Gravidez na adolescência em evidência no Brasil

Enviada em 03/10/2019

No filme “Os Garotos de Minha Vida”, os sonhos da personagem Beverly D’Onofrio são subitamente interrompidos por uma gravidez precoce. Fora da ficção, de acordo com o Fundo de Populações das Nações Unidas (UNFPA), o Brasil possui a sétima maior taxa de gravidez adolescente da América do Sul, o que expõe o quão comuns são os casos em que, assim bomo Beverly, jovens engravidam precocemente. Em virtude disso, faz-se necessário avaliar o contexto educacional, ao que tange o acesso às informações sobre o assunto e, também, a problemática histórico-cultural acerca da discussão sobre a sexualidade no Brasil.
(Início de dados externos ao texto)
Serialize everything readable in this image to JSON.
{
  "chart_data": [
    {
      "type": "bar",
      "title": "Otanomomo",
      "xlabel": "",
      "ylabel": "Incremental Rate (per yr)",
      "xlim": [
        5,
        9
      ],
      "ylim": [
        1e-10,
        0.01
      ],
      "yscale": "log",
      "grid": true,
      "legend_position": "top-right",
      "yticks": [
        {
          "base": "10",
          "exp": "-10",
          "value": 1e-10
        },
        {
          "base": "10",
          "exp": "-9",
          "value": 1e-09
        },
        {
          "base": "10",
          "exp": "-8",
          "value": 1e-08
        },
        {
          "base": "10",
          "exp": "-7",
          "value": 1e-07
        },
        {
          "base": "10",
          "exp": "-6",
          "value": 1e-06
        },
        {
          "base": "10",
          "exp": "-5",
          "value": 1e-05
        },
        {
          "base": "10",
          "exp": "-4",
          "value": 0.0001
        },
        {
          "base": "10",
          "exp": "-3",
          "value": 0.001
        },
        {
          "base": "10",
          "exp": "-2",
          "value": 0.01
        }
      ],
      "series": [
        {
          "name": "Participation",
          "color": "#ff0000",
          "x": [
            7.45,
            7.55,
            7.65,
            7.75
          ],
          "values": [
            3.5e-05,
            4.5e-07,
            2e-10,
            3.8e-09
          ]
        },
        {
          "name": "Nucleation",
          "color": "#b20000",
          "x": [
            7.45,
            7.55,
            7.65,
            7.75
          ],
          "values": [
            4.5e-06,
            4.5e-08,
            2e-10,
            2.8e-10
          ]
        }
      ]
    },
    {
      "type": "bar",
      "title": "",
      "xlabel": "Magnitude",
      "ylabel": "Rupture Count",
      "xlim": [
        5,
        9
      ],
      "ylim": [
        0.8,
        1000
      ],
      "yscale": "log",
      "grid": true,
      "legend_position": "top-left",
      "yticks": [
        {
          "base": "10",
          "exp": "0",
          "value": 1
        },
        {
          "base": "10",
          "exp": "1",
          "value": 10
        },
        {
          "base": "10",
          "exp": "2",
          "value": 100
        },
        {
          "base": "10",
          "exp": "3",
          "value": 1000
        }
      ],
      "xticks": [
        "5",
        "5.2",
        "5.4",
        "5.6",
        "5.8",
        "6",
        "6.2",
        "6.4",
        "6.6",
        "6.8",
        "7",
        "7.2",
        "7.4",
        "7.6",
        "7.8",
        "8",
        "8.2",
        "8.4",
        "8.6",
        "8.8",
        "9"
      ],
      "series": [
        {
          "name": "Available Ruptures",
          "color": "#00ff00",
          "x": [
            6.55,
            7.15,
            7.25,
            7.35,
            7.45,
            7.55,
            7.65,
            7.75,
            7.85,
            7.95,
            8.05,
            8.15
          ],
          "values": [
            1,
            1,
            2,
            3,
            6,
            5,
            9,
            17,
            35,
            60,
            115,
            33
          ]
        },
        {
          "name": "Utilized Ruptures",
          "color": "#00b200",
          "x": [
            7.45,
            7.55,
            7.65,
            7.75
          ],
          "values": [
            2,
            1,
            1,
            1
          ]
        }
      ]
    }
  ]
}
Primeiramente, é preciso entender que, com um histórico de colonização escravagista, o Brasil sempre teve uma parcela da sua população em situação de pobreza. Com isso, os pais que se encontram nessa parcela tendem à terceirizar a educação dos filhos, haja vista que esses precisam dedicar a maior parte do tempo para o trabalho. Sendo assim, o ensino da responsabilidade ligada à vida sexual, bem como das consequências do mau uso de anticonceptivos (como as DSTs) se faz insuficiente ou, até mesmo, inexistente.

Além disso, a herança de valores religiosos deixada no país faz com que a deficiência do debate sobre a sexualidade seja um impulsionador do problema, pois o tabu gerado em cima do tema afasta os jovens da possibilidade de não se reterem à ignorância em relação à sexualidade. E, ainda que os professores tentem promover debates sobre o assunto, os mesmos são coibidos por sanções sociais ou por ações administrativas. E, sendo o homem fruto da educação, como o princípio Kantiano afirma, o não investimento em instrução sexual só pode resultar no constante aumento do número de adolescentes grávidas.

Faz-se mister, portanto, que o Ministério da Educação e Cultura (MEC) promova palestras com especialistas em sexualidade juvenil e debates, por meio de verbas governamentais, que incluem e instruem a família sobre a importância da responsabilidade sexual, para que, assim, os conhecimentos necessários para um possível início da vida sexual sejam ofertados aos jovens e o tabu social sobre sexualidade possa ser quebrado. Além disso, o Ministério da Saúde deve realizar campanhas de divulgação dos métodos anticonceptivos que são ofertados nas redes públicas de saúde e, também, abrir um canal, por meio da internet, que informe aos jovens sobre a prevenção de DSTs e sobre o uso correto de camisinha e anticoncepcionais, para que qualquer dúvida relacionada à vida sexual possa ser sanada e os adolescentes estejam conscientizados e aptos para essa fase.